The rain slowed down to a drizzle, so it was great to have a chance to see this park that was conceptualized to become a private community, but was never quite accepted by the people at the time. The city ended up buying the land and now maintains it as a public space. Here, you find amazing architecture that incorporates glass, ceramics and sandstone. It’s located on top of the hill of el Carmel in the Gracia district, and has great views of Barcelona.

But this space hasn’t escaped entrepreneurs of today: as soon as it started to rain, someone appears ready to sell as many umbrellas as needed. There are also some musicians and others selling goods. And the area fills up quickly with visitors and school children. Still, a definite must see on every tourist’s itinerary (even if the skies are gray, as it was for me).

Afterward, we returned to L’Eixemple district to see inside Casa Battlo, which is a nice venue for events on the second floor and rooftop views of the city.

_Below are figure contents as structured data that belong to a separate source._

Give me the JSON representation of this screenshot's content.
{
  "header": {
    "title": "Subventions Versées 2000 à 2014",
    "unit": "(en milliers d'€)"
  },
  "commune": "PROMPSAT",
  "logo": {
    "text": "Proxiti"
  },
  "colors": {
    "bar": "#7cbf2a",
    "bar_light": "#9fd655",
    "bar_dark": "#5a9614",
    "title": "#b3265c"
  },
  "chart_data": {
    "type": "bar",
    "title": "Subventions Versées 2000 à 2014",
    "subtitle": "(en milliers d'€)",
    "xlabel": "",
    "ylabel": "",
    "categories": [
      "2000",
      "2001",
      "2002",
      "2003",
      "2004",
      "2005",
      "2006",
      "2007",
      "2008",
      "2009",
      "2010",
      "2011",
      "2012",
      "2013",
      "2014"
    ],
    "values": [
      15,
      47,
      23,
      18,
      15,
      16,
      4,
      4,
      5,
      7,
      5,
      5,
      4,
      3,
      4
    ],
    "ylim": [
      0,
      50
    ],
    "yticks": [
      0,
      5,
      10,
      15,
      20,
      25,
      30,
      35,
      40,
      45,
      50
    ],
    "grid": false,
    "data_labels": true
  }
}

By mid-afternoon it was time for lunch, and today we went to Casa Leopoldo in the Reval District, which is near the Gothic Quarter. The area is a bit dicey, but this restaurant has been in the same family for four generations, and I am told a favorite or King Juan Carlos when he is in Barcelona.

This is a small restaurant and simple décor, but the food is excellent and the restaurant is quite popular among the local politicians. The private room here can probably hold 20-24 people comfortably. We were served family style, and they had beautiful slabs of Pan con Tomate!

After lunch we walked to the Gothic Quarter and stopped into Els Quatre Gats (the Four Cats), a bar that was frequented by Picasso and other “bohemians” of his time. Although it’s probably not something that Picasso had in his day, we ordered a pitcher of Cava Sangria, and took a lot of photos.

After walking around the area for a little longer, it was time to prepare for the next Spanish meal – this time at Hisop, which prepares contemporary Catalan cuisine (think “innovative, hip dining”), where we experienced a tasting menu. This is a small restaurant owned by two young chefs, and it holds perhaps 24-34 people. The food was great and inventive, as you’d expect in a gastronomic restaurant in Barcelona. Spain has some of the most professionally trained wait staff, and Susanna our server (also a sommelier) explained every detail.

Hisop has a very hip black-red décor that also matches the wait staff’s outfits, the walls and the chairs. And the food is also part of the artwork of the room and the total dining experience. One idea that I’ll have to take back with me is the spray bottle of gin that was used to give the gin dessert an extra kick to the outside. And their chocolate-lavender cake was the best.

We arrived at 9:00 p.m. and left around 12:45 a.m. Some of us wanted to be like the Catalans, and let the evening just begin, but the reality is that we depart tomorrow at 8 a.m., and there’s still too much to do before check-out.